料金の安さが魅力の格安SIM。しかし、「格安SIMにしてみたいけど、仕組みがよくわからない」「本当に安く使えるのか不安」という人も多いのではないだろうか。
格安SIMというと安さばかりが際立ってしまうが、当然のことながら、安ければその分、デメリットもある。格安SIMを購入する前に、まずはメリットとデメリットを正しく理解しておこう。
料金が安くなるのが最大のメリット
格安SIMのメリットは主に3つ。ひとつは先に述べた通り、月額料金の安さだ。利用スタイルにもよるが、大手キャリアの半額以下の料金で利用することができる。
これは格安SIMを提供する事業者「MVNO」が、大手キャリアから基地局などの設備を借り受けてサービスを提供しているため。通信ネットワークの設置や運営にかかるコストを直接負担する必要がないので、割安な料金でサービスを提供できる。

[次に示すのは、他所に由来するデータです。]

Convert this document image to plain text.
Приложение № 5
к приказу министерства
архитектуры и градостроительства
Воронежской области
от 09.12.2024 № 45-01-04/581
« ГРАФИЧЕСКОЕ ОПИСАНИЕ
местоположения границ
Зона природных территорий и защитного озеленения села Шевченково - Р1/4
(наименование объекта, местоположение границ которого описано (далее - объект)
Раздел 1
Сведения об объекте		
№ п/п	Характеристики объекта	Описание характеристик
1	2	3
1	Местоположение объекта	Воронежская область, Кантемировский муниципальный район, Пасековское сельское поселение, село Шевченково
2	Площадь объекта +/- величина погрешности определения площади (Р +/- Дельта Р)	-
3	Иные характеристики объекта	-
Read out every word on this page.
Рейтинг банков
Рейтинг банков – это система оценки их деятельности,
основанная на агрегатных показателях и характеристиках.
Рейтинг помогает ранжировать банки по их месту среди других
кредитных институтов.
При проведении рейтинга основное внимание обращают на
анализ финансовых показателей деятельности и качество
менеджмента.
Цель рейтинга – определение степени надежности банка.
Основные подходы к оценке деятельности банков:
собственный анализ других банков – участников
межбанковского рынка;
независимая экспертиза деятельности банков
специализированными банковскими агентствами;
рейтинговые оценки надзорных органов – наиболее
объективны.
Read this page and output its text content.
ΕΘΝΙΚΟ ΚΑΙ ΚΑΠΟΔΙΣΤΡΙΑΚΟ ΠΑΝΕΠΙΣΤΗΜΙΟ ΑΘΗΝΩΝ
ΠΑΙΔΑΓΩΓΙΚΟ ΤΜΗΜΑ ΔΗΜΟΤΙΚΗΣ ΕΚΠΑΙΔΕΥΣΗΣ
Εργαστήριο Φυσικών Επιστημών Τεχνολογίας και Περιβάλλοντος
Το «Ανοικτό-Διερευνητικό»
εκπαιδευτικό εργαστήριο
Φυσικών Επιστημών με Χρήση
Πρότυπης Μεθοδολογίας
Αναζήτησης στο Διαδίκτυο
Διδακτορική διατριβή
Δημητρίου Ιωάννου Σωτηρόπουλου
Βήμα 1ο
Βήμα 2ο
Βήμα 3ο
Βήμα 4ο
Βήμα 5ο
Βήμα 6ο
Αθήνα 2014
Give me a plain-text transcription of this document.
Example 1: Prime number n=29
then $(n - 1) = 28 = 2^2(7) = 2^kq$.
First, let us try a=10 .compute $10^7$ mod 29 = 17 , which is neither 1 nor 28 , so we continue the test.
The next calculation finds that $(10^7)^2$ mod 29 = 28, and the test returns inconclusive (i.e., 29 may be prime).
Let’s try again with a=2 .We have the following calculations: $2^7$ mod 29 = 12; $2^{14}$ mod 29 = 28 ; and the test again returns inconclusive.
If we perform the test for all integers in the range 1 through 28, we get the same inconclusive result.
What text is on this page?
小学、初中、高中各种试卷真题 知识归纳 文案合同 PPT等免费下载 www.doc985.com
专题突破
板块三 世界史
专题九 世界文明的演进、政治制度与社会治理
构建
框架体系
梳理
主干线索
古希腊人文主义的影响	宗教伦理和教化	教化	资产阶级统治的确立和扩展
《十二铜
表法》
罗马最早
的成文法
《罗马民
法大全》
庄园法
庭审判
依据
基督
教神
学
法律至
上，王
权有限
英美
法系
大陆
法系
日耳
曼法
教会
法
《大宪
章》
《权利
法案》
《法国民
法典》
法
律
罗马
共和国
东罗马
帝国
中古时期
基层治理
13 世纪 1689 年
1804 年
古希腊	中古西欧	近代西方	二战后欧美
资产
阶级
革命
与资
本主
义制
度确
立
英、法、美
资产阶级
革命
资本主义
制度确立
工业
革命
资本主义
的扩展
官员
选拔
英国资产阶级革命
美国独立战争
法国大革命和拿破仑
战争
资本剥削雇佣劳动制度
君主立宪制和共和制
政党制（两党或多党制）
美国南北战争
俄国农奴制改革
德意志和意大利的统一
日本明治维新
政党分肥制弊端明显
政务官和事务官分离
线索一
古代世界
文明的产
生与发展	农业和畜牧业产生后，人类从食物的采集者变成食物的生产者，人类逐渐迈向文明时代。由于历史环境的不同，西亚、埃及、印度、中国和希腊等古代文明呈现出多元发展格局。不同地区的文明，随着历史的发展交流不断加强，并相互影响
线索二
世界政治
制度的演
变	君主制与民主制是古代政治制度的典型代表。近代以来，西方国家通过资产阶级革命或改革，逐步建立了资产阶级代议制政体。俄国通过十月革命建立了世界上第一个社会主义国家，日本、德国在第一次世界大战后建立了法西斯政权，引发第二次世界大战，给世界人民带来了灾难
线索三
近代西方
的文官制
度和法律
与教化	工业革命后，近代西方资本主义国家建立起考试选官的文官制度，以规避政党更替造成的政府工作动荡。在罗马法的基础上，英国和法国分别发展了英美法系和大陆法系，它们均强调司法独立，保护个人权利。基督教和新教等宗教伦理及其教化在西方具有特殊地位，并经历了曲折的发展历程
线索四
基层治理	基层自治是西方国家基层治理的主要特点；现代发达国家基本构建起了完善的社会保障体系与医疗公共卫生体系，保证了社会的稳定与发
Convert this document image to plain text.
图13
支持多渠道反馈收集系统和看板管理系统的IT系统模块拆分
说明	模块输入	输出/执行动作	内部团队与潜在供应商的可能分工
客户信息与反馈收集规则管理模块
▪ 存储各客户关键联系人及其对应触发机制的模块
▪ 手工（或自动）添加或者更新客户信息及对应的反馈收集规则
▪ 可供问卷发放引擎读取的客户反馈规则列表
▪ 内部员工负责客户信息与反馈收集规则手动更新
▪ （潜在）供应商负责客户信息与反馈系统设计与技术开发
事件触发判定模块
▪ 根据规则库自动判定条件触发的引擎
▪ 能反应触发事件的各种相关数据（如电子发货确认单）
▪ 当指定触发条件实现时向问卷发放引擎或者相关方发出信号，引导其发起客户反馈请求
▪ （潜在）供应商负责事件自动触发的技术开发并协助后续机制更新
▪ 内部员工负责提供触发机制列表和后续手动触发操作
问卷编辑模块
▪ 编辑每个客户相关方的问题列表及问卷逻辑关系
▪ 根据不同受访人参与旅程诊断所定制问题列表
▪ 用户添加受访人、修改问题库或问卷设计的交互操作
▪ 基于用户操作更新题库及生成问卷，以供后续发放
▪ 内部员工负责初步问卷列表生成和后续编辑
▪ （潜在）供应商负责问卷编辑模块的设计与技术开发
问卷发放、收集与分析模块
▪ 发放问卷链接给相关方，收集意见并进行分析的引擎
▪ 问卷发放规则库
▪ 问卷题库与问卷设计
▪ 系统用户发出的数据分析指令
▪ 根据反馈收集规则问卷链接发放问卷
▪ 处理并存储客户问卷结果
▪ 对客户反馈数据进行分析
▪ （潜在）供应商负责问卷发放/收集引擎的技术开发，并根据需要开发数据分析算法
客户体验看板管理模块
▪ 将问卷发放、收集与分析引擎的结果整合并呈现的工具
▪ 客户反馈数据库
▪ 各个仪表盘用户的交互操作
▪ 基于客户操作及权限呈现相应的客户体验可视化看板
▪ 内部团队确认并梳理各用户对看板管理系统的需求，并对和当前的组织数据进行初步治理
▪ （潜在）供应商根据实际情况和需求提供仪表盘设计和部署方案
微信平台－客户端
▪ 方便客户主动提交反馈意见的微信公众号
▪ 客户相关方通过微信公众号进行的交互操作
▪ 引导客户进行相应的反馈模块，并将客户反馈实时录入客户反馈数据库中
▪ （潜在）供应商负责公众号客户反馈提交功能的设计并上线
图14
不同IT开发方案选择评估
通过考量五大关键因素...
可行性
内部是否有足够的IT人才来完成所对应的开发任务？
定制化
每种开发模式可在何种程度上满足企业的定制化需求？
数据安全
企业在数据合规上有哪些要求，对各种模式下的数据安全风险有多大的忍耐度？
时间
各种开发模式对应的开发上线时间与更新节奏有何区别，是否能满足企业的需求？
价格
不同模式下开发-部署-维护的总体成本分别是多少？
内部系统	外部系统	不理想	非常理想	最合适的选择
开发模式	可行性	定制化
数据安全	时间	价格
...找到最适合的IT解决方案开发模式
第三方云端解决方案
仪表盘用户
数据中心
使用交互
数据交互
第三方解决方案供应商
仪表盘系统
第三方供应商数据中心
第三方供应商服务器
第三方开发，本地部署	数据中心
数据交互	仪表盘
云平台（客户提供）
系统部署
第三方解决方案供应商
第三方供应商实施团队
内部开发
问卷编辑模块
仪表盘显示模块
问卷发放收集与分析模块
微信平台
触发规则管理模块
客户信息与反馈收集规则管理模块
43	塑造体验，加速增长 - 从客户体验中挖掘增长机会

大手キャリアのように自動更新の“2年縛り”のような継続利用契約がゆるいのも魅力のひとつだ。音声通話対応SIMの場合は、“縛り”があるが、その期間は半年から1年ほどと大手キャリアの半分の期間で済む。
データ通信専用SIMであれば、そもそも最低利用期間が設定されていない場合がほとんど。解除料なしでいつでも解約できる。
3つ目は多彩なプランが選べる点だ。大手キャリアのデータ通信プランは、プランごとに容量が定められており、使う容量に応じてプランを選ぶスタイルが主流だが、格安SIMはより幅広いタイプのプランが選択できる。例えば、高速通信の容量がない代わりに料金が割安な“低速プラン”や、使用したデータ通信量に応じて料金が決まる“段階制プラン”など、大手キャリアにはないタイプのプランが選ぶのも魅力といえるだろう。
キャリアメールなどのサービスが使えなくなる
格安SIMには、上記のようなメリットがあるが、もちろんデメリットもある。
ひとつは大手キャリアが提供するいわゆる“キャリアサービス”が利用できなくなることだ。これまで使っていた「@docomo.ne.jp」などのキャリアメールは使えなくなる。代替サービスを提供するMVNOもあるが、アドレスじたいが変わってしまうので、キャリアメールを頻繁に利用している場合は注意が必要だ。
大手キャリアのような手厚いサポートが受けられないのもデメリットといえる。大手キャリアは全国にショップを展開しており、機種変更の相談や故障、料金プランに関する相談に乗ってもらえるが、こうしたショップを手広く展開しているMVNOはほとんどない。自前の店舗を持つMVNOも増えてはきたが、キャリアと比較すると数は圧倒的に少ないのが現状だ。
回線についても触れておこう。MVNOの回線は大手キャリアの通信網を借りているので、回線ごとに利用できる通信料が決められている。そのため一度に利用が集中し、回線が混雑すると一時的に速度が遅くなるおそれがある。
メールはGmailやLINEなどで代用可能
格安SIMに変えるとキャリアメールを使えなくなるが、「LINE」や既存のメールサービスを使うことで代用可能だ。
Androidの場合は最初にGoogleアカウントを作成する際に自動的に使えるようになる「Gmail」をそのまま使うといいだろう。スマートフォンが普及してからキャリアメールの重要性はそれほど高くなくなったし、大抵のメールはGmailで充分だろう。PCメール扱いになってしまうことに変わりはないが、あらかじめアドレスを伝えておけば受信者側で設定することで問題なくやりとりできる。
また、今や標準アプリといっても過言ではないLINEも便利だ。気軽なメッセージや友人間での連絡ならLINEで事足りる。テレビ通話やグループ通話などの機能も備わっているので、仕事用の携帯などがあるならば、データ通信のみのプランで契約して、LINEで通話を済ますといった使い方も想定できるだろう。
当たり前のことだが、格安SIMのほうが安いから良いというわけではなく、大手キャリアには大手なりの良さがある。安いからといって安易に乗り換えるのではなく、あらかじめメリット・デメリットを把握することが重要だ。